From his experience, Morrison knows squirrels to be undiscriminating diners, eating thin-skinned varieties like Cronus and thick-skinned varieties like Kratos with equal vigour. (It’s the insects that are choosy, preferring a thinner skin.) The squirrels are opportunistic feeders, picking pumpkins in a place where they can make a quick attack before darting back to the woods. Squirrel experts describe it as a kind of cost-benefit analysis, a calculation constantly pumping in those puny squirrel brains, assessing and reassessing whether the chance to eat is worth the risk of being eaten. And Morrison, a benevolent farmer, will not seek his vengeance. It’s only a few pumpkins of thousands.
“I don’t care,” said Morrison, of Morrison Pumpkin Farm close to the shore of Georgian Bay near Collingwood, Ont.
Morrison’s massacred pumpkins will be returned to his field once Halloween is over on Wednesday, along with their pumpkin kin that were spared by squirrels but nonetheless deemed undesirable by customers for one defect or another. Together they will rot, eventually serving a new purpose to Morrison, their master, as “green manure.” But the lucky ones, selected to be jack-o-lanterns, will make their way to porches where, again, they run the risk of encountering one of the greatest threats to their short turn in the spotlight: the squirrel.
“I’ve got a squirrel staring at me right now,” said Doug Warren, a veteran letter carrier for Canada Post in Toronto.

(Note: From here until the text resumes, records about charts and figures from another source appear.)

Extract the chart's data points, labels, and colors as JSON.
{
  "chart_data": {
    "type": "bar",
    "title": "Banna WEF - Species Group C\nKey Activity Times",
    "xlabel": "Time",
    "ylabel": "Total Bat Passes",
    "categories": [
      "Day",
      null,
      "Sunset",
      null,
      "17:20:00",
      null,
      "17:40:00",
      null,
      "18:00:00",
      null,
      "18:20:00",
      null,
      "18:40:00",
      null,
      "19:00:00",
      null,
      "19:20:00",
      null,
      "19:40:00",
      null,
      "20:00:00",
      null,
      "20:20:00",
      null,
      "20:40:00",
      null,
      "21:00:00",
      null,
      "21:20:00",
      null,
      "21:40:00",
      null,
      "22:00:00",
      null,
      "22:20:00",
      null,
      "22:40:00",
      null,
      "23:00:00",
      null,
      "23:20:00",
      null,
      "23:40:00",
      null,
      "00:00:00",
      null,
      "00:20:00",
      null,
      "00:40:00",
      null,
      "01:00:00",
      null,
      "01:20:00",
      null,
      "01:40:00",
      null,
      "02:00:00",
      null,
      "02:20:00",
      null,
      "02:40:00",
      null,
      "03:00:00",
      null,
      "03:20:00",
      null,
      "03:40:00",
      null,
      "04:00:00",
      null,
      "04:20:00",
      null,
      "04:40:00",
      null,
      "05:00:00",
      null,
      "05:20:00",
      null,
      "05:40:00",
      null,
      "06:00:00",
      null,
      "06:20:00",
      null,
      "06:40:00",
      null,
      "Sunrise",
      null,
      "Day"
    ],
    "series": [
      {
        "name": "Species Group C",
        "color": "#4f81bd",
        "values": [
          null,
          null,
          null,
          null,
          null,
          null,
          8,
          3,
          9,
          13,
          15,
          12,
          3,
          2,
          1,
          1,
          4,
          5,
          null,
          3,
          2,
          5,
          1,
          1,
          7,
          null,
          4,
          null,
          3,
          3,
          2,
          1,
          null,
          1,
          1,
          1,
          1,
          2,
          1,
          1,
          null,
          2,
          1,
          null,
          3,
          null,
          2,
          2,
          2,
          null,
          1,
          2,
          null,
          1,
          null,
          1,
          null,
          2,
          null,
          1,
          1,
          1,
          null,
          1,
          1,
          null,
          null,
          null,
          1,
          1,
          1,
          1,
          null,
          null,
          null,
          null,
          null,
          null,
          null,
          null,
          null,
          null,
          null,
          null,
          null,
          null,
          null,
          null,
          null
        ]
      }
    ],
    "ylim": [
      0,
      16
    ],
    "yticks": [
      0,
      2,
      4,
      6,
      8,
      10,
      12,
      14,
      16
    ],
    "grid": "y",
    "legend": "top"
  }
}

The distressing news, for any pumpkin or lover of pumpkins, is that squirrels do not particularly enjoy pumpkins. With a fast metabolism and without the relief of hibernation, squirrels are forever on the hunt for calorie-rich, high-fat foods — mostly tree nuts. So a squirrel resorting to eating a pumpkin is essentially a sign of desperation, said Steven Sullivan, director of the Hefner Museum of Natural History at Miami University in Ohio.

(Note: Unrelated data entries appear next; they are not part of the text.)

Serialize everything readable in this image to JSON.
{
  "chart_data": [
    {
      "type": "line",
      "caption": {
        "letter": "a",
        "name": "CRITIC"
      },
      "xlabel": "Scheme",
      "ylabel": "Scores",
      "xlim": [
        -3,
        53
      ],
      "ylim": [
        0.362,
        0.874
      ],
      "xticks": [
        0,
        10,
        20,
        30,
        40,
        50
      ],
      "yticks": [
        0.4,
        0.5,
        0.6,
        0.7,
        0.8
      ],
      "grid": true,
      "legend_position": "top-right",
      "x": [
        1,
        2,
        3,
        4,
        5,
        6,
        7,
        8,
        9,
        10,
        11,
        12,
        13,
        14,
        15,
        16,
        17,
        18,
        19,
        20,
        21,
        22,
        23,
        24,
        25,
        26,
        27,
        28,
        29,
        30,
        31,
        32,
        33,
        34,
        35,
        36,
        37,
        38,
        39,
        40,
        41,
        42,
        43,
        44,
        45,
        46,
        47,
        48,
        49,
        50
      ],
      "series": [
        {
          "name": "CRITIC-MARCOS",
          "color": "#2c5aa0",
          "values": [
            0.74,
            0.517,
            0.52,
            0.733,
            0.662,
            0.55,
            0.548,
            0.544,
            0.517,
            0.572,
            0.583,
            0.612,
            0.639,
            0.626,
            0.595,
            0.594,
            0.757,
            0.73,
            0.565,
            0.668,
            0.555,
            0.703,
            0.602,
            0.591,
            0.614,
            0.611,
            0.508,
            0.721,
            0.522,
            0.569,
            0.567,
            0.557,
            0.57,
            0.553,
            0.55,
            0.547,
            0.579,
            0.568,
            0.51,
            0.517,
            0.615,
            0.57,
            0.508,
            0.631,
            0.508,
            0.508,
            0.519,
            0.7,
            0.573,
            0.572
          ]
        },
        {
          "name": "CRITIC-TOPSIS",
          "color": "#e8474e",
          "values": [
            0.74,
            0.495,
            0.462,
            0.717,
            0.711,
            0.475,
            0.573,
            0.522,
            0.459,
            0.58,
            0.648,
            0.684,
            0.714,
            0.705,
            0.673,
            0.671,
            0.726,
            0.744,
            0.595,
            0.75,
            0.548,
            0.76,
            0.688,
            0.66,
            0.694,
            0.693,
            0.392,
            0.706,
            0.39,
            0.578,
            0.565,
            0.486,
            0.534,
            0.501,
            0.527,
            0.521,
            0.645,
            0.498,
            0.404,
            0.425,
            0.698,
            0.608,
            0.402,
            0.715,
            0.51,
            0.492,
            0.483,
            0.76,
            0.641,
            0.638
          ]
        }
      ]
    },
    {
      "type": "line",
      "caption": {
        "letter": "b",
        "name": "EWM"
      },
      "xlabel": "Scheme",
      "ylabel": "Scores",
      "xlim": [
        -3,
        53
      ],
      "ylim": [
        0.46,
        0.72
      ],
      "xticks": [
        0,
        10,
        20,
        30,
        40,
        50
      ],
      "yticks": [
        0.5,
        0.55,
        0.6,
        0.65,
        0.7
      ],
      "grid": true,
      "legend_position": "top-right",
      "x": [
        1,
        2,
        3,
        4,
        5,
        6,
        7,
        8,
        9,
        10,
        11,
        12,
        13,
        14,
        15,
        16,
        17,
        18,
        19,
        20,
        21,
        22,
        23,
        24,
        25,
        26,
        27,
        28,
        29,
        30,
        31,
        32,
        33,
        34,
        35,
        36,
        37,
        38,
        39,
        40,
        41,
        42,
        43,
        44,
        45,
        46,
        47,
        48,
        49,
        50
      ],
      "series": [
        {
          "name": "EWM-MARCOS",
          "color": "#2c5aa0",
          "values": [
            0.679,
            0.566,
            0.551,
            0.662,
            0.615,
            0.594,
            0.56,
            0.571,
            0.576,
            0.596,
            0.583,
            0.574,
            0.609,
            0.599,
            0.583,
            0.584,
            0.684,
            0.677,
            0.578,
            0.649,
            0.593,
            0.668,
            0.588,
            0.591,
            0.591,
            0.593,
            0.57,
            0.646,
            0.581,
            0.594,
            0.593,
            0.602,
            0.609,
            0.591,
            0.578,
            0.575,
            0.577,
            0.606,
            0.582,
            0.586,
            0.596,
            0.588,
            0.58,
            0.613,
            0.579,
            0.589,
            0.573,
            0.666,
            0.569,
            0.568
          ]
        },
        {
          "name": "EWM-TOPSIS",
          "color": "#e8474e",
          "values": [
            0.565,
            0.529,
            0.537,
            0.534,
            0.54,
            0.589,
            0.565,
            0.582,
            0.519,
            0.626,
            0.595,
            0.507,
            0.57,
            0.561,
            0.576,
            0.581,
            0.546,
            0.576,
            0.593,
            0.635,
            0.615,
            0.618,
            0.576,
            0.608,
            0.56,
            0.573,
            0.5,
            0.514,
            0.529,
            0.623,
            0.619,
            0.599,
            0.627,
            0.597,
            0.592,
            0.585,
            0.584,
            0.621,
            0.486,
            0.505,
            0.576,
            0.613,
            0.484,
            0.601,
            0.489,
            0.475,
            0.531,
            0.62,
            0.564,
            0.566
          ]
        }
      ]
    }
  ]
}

Sullivan theorized that a squirrel’s choice to attack a pumpkin could be a sign that the trees in the area haven’t been masting. Masting, a phenomenon in some trees that produce seeds and nuts, is the unpredictable process of shedding a major quantity of seeds or nuts once every few years.
The Toronto Wildlife Centre said it has fielded a few complaints from residents in recent years about squirrels preying on pumpkins.